Often in Crash, technology referred to as a new language. There is one instance in the novel, when James is hospitalized following a violent car crash. He claims that, "This obsession with the sexual possibilities of everything around me had been jerked loose from my mind by the crash." Following his crash, he slowly becomes corrupted by the technology that surrounds him. He begins to explore this new language. While in the hospital he begins to describe these bizarre visions of the world around him, like in an encounter with the x-ray technician: "We faced each other in this maze of electronic machinery as if completely de-cerebrated. The languages of invisible eroticisms, of undiscovered sexual acts, lay waiting among this complex of equipment. (p. 40)."

In Crash, technology is never grasped except in the automobile accident, that is to say in the violence done to technology itself and in the violence done to the body (Baudrilliard, 112). Ballard maintains that the only way that we can coexist with technology is through violence. The non-meaning, the savagery, of this mixture of the body and technology is immanent, it is the immediate reversion of one to the other...(Baudrillard, 112). Pleasure (whether perverse or not) is always mediated by a technical apparatus, by a mechanism of real objects but often of phantasms--it always implies an intermediary manipulation of scenes or gadgets(Baudrillard, 116). The automobile is acting a protheses to that unleashes previously unthinkable erotic possibilities.

Simulation of Body and Personality

Baudrillard believes Crash to be the first great novel of the universe of simulation, "the one which we will all be concerned--a symbolic universe, but one which, through a sort of reversal of the mass-mediate substance (neon, concrete, car, erotic machinery), appears as if traversed by an intense force of initiation (119)." All throughout the novel, bodies and technology are combined, seduced, inextricable (114). Perhaps this was Ballard's intension for the novel.
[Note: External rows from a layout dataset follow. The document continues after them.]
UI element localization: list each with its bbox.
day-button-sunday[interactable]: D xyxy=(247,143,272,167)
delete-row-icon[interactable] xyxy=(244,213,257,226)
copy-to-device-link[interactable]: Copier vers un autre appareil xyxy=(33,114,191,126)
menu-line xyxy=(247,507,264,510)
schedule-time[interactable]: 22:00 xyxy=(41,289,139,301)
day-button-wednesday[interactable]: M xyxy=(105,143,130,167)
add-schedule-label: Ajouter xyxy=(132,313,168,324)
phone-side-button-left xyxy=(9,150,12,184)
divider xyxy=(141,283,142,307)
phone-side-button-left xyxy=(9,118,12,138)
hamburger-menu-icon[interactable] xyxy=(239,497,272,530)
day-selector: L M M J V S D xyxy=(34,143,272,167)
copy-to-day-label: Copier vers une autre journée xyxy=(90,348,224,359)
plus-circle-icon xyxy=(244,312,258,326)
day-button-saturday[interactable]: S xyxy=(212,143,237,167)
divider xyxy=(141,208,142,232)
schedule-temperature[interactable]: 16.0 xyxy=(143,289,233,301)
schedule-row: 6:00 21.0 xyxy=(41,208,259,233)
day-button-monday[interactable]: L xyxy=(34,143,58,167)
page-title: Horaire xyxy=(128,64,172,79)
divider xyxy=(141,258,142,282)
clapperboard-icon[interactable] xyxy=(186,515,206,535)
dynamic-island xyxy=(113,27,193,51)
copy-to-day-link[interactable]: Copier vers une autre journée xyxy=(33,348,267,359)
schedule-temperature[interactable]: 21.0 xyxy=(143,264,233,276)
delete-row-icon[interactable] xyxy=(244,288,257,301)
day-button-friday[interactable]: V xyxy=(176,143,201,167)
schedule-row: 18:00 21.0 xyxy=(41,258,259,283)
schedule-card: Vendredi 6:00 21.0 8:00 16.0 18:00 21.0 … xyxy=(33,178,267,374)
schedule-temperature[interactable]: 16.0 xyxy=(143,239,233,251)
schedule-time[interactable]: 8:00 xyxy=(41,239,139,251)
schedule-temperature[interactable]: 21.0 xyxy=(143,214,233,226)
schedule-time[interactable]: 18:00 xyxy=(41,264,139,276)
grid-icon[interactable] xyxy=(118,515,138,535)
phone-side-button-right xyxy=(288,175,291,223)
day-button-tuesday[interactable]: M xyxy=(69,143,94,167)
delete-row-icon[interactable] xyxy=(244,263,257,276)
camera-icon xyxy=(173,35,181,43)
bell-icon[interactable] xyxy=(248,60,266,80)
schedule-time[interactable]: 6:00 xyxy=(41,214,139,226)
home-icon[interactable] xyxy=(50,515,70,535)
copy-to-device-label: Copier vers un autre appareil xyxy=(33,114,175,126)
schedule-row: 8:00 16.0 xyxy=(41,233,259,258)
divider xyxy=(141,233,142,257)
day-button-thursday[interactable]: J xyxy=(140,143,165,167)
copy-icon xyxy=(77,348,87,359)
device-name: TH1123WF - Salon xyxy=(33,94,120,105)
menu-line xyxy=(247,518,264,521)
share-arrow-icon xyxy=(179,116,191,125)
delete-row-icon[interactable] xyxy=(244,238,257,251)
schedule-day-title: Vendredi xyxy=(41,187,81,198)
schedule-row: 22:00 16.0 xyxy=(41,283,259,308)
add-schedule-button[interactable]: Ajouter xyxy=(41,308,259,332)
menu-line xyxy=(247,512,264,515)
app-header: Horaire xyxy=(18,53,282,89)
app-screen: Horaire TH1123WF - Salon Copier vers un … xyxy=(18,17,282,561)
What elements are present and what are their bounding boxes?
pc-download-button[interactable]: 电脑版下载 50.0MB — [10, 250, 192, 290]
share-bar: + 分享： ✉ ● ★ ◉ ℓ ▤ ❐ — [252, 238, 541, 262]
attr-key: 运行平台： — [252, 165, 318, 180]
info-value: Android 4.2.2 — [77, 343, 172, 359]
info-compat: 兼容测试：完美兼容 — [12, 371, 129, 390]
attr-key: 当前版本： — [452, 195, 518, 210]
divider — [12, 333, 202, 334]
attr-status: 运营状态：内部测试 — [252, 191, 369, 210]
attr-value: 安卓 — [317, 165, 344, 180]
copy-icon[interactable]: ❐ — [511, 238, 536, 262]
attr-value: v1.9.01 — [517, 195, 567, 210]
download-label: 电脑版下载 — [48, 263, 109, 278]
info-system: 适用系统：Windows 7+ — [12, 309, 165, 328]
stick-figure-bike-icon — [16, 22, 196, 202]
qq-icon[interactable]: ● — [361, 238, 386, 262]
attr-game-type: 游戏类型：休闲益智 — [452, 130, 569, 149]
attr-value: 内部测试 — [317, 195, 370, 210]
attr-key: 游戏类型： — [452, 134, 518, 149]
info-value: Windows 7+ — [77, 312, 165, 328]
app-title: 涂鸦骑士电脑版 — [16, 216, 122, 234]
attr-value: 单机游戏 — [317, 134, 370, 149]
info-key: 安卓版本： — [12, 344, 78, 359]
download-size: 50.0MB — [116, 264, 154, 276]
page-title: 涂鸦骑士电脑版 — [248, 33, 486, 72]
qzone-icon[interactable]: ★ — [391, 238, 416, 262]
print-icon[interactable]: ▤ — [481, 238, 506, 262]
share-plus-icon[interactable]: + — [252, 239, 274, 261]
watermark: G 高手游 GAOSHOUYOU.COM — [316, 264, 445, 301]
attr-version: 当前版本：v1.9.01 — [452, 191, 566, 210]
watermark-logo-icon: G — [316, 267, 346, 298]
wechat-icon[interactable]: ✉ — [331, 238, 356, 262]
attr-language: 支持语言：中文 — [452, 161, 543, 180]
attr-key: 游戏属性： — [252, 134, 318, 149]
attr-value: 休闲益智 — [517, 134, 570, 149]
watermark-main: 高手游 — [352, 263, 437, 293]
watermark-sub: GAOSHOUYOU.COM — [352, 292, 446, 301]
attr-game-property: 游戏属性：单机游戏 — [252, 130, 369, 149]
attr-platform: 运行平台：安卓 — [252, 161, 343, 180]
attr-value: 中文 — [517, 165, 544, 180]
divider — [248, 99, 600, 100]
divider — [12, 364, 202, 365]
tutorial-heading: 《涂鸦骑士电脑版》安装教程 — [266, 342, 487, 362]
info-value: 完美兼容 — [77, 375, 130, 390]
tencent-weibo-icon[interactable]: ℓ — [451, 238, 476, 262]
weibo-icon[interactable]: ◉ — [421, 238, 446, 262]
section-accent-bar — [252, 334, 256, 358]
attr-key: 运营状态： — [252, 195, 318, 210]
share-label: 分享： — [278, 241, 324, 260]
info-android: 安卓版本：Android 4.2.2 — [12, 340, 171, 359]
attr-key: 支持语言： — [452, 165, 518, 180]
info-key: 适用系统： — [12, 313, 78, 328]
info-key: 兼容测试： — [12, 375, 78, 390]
In the introduction, Ballard warns against, "That brutal, erotic, overlit realm that beckons more and more persuasively to us from the margins of the technological landscape." He is warning against the temptation of the universe of simulation, where attempts to expediate life through technology result in a gradual enslavement, as in the case of Vaughan. His obsession with crashes eventually destroys him. This is the ideal of the simulacra--the copy without the original. The universe of simulation seeks to destroy its creator to create a new world, a universe of simulacra. Ballard warns that Vaughan is the first victim in this new universe.